Mama Bird Career Still Soaring
For Tennessee Wesleyan College graduate Evelyn Bryan Johnson, a hobby to battle boredom has become a lifelong career taking her to new heights that no woman or living person has been before. Johnson, a 1929 graduate of TWC, holds a Guinness Book of World Records title for having the most flying hours of any woman or living person. Since her first flying lesson in 1944, she has logged 57,635.4 hours of flying time, equivalent to just over 6.5 years in the air.
Johnson, who turned 102 in November 2011, still manages the Moore-Murell Airport in Morristown, Tenn., a job she has had for 58 years. Poor vision grounded the lifelong pilot in 2006 but Johnson still remains active in the aviation community.

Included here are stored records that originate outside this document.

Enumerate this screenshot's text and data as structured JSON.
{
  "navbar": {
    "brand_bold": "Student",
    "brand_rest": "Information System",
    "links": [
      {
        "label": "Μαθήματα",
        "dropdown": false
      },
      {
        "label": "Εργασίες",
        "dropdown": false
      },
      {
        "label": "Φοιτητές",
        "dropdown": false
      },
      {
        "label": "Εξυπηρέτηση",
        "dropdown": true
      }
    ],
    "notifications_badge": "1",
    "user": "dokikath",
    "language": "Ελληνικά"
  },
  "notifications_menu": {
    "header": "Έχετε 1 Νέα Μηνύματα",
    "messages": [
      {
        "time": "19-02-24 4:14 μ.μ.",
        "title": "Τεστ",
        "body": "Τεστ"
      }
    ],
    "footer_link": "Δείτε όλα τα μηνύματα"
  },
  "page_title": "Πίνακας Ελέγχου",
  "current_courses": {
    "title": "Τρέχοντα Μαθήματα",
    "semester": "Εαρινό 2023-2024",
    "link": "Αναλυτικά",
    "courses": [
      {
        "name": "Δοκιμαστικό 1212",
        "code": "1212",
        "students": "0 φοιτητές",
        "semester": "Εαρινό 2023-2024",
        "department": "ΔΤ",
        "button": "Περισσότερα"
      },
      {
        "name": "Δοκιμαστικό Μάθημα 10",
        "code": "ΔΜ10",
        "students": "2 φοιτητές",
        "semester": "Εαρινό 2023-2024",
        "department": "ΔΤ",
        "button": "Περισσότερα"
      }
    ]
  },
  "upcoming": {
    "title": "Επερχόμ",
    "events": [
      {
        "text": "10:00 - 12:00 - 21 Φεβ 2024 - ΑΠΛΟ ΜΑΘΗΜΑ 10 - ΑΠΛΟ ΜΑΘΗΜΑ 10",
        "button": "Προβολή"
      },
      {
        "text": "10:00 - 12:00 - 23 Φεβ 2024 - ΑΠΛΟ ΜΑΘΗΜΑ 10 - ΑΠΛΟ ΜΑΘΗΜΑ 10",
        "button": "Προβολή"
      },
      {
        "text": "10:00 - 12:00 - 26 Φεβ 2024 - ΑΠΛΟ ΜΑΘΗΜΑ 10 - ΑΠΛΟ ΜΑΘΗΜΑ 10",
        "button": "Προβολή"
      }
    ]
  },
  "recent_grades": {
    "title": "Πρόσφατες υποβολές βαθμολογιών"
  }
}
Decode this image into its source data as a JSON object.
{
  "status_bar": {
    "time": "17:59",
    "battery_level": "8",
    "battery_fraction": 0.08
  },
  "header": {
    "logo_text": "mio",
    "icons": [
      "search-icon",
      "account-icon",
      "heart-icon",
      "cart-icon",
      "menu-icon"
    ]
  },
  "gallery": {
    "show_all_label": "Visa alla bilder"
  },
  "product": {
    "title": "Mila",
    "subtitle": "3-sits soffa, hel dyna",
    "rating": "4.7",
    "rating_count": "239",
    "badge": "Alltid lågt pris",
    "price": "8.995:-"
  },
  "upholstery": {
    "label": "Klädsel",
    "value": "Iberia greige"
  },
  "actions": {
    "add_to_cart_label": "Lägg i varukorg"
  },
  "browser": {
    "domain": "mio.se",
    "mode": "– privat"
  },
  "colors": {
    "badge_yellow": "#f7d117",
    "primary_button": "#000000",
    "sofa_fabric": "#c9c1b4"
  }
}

“I went to my first flying lesson to have a hobby,” said Johnson. “I ended up making a career out of it.”
Johnson took her first flying lesson in 1944. World War II was raging across Europe and her husband had volunteered in the Army Aircorp. Johnson was running their dry cleaning business in Jefferson City, Tenn. but felt she needed to do more to keep busy. After seeing an advertisement in a Knoxville newspaper for flying lessons, she decided to give it a try.

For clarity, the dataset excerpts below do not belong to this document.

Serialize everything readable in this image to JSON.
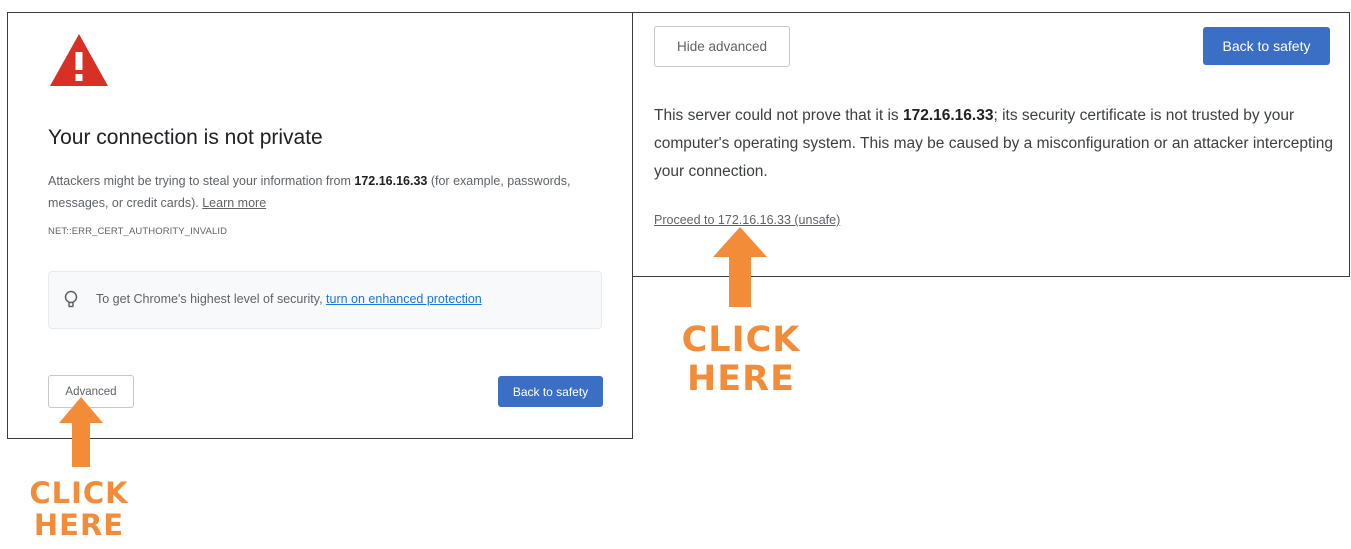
{
  "left_panel": {
    "title": "Your connection is not private",
    "body_prefix": "Attackers might be trying to steal your information from ",
    "host": "172.16.16.33",
    "body_suffix": " (for example, passwords, messages, or credit cards). ",
    "learn_more": "Learn more",
    "error_code": "NET::ERR_CERT_AUTHORITY_INVALID",
    "tip_text": "To get Chrome's highest level of security, ",
    "tip_link": "turn on enhanced protection",
    "advanced_button": "Advanced",
    "back_button": "Back to safety",
    "icons": {
      "warning": "warning-triangle-icon",
      "tip": "lightbulb-icon"
    }
  },
  "right_panel": {
    "hide_button": "Hide advanced",
    "back_button": "Back to safety",
    "body_prefix": "This server could not prove that it is ",
    "host": "172.16.16.33",
    "body_suffix": "; its security certificate is not trusted by your computer's operating system. This may be caused by a misconfiguration or an attacker intercepting your connection.",
    "proceed_link": "Proceed to 172.16.16.33 (unsafe)"
  },
  "annotations": {
    "left": {
      "line1": "CLICK",
      "line2": "HERE"
    },
    "right": {
      "line1": "CLICK",
      "line2": "HERE"
    },
    "color": "#f28c38"
  },
  "colors": {
    "primary_button": "#3b6fc6",
    "warning_red": "#d93025",
    "link_blue": "#1a73e8"
  }
}
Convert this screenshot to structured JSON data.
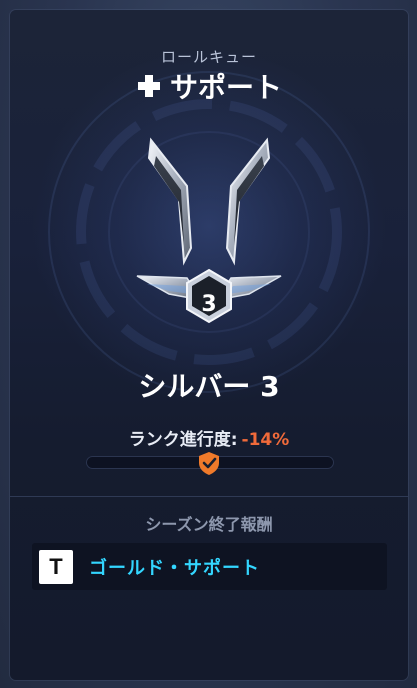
{
  "role": {
    "queue_label": "ロールキュー",
    "name": "サポート",
    "icon": "plus-icon"
  },
  "rank": {
    "emblem": "silver-rank-emblem",
    "tier_number": "3",
    "name": "シルバー 3"
  },
  "progress": {
    "label": "ランク進行度:",
    "value": "-14%",
    "fill_fraction": 0.5,
    "marker_icon": "shield-check-icon"
  },
  "season": {
    "title": "シーズン終了報酬",
    "reward": {
      "icon": "t-reward-icon",
      "icon_letter": "T",
      "label": "ゴールド・サポート"
    }
  },
  "colors": {
    "accent_orange": "#f06a3a",
    "reward_cyan": "#33d6ff"
  }
}
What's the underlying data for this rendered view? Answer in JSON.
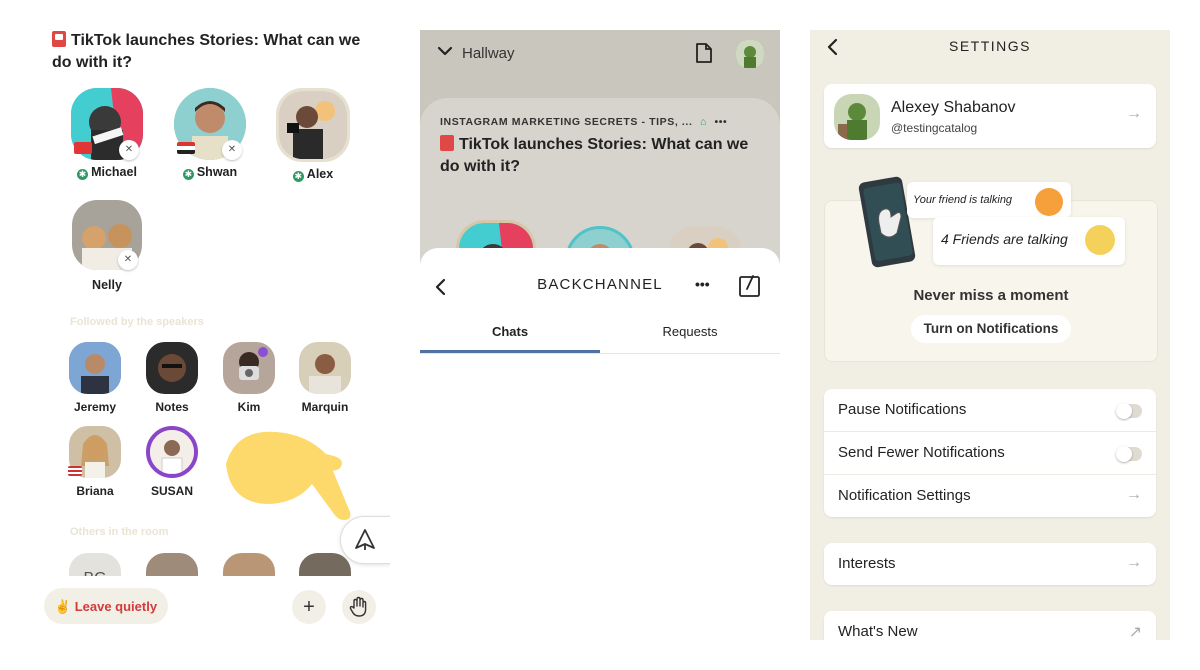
{
  "room": {
    "title": "TikTok launches Stories: What can we do with it?",
    "speakers": [
      {
        "name": "Michael",
        "moderator": true,
        "flag": "ch"
      },
      {
        "name": "Shwan",
        "moderator": true,
        "flag": "iq"
      },
      {
        "name": "Alex",
        "moderator": true,
        "flag": ""
      },
      {
        "name": "Nelly",
        "moderator": false,
        "flag": ""
      }
    ],
    "followed_label": "Followed by the speakers",
    "followed": [
      {
        "name": "Jeremy"
      },
      {
        "name": "Notes"
      },
      {
        "name": "Kim"
      },
      {
        "name": "Marquin"
      },
      {
        "name": "Briana"
      },
      {
        "name": "SUSAN"
      }
    ],
    "others_label": "Others in the room",
    "others_initials": "BG",
    "leave_label": "✌️ Leave quietly",
    "add_icon": "+",
    "hand_icon": "raise-hand-icon"
  },
  "backchannel": {
    "hallway_label": "Hallway",
    "club_line": "INSTAGRAM MARKETING SECRETS - TIPS, ...",
    "card_title": "TikTok launches Stories: What can we do with it?",
    "title": "BACKCHANNEL",
    "more": "•••",
    "tabs": [
      {
        "label": "Chats",
        "active": true
      },
      {
        "label": "Requests",
        "active": false
      }
    ]
  },
  "settings": {
    "title": "SETTINGS",
    "profile": {
      "name": "Alexey Shabanov",
      "handle": "@testingcatalog"
    },
    "bubble1": "Your friend is talking",
    "bubble2": "4 Friends are talking",
    "never_miss": "Never miss a moment",
    "turn_on": "Turn on Notifications",
    "notif_rows": [
      {
        "label": "Pause Notifications",
        "type": "toggle",
        "on": false
      },
      {
        "label": "Send Fewer Notifications",
        "type": "toggle",
        "on": false
      },
      {
        "label": "Notification Settings",
        "type": "arrow"
      }
    ],
    "interests": "Interests",
    "whats_new": "What's New",
    "arrow": "→",
    "external_arrow": "↗"
  },
  "colors": {
    "accent_blue": "#4f71a6",
    "leave_red": "#d23b3b",
    "moderator_green": "#2e9a63",
    "settings_bg": "#f1efe4",
    "cursor_yellow": "#fcd96a"
  }
}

“I often tell people it was love at first flight,” said Johnson.
In 1945, she earned her private pilot license and later earned a commercial license. Two years later she earned her instructor’s license and in July 1947, she had her first solo flight with a student.
Since getting her pilot’s license, Johnson’s career in aviation took off. Johnson has taught more than 5,000 people how to fly and administered flight exams for more than 9,000 pilots as a Federal Aviation Administration Examiner.
Johnson, who is affectionately referred to by many as “Mama Bird,” said she earned the title after a student gave her a Mother’s Day card. The script on the card referred to her as a mama bird that teaches her baby birds how to fly. The nickname stayed with her from that point on.
In her sixty-year career in aviation, Johnson has flown aircraft from the single-engine Piper J3 Cub she first soloed in to several types of personal and commercial aircraft. In 1993, Johnson was given an Elder Statesman Award by the National Aeronautic Association.
Along with world records from Guinness, she has been inducted into the Tennessee Hall of Fame, as well as the Women in Aviation Pioneer Hall of Fame, the National Aviation Hall of Fame, the National Flight Instructor Hall of Fame and the Kentucky Aviation Hall of Fame. A wing of the Moore-Murrell Airport where Johnson works was recently named after her.
“I’ve love every minute of my career,” said Johnson.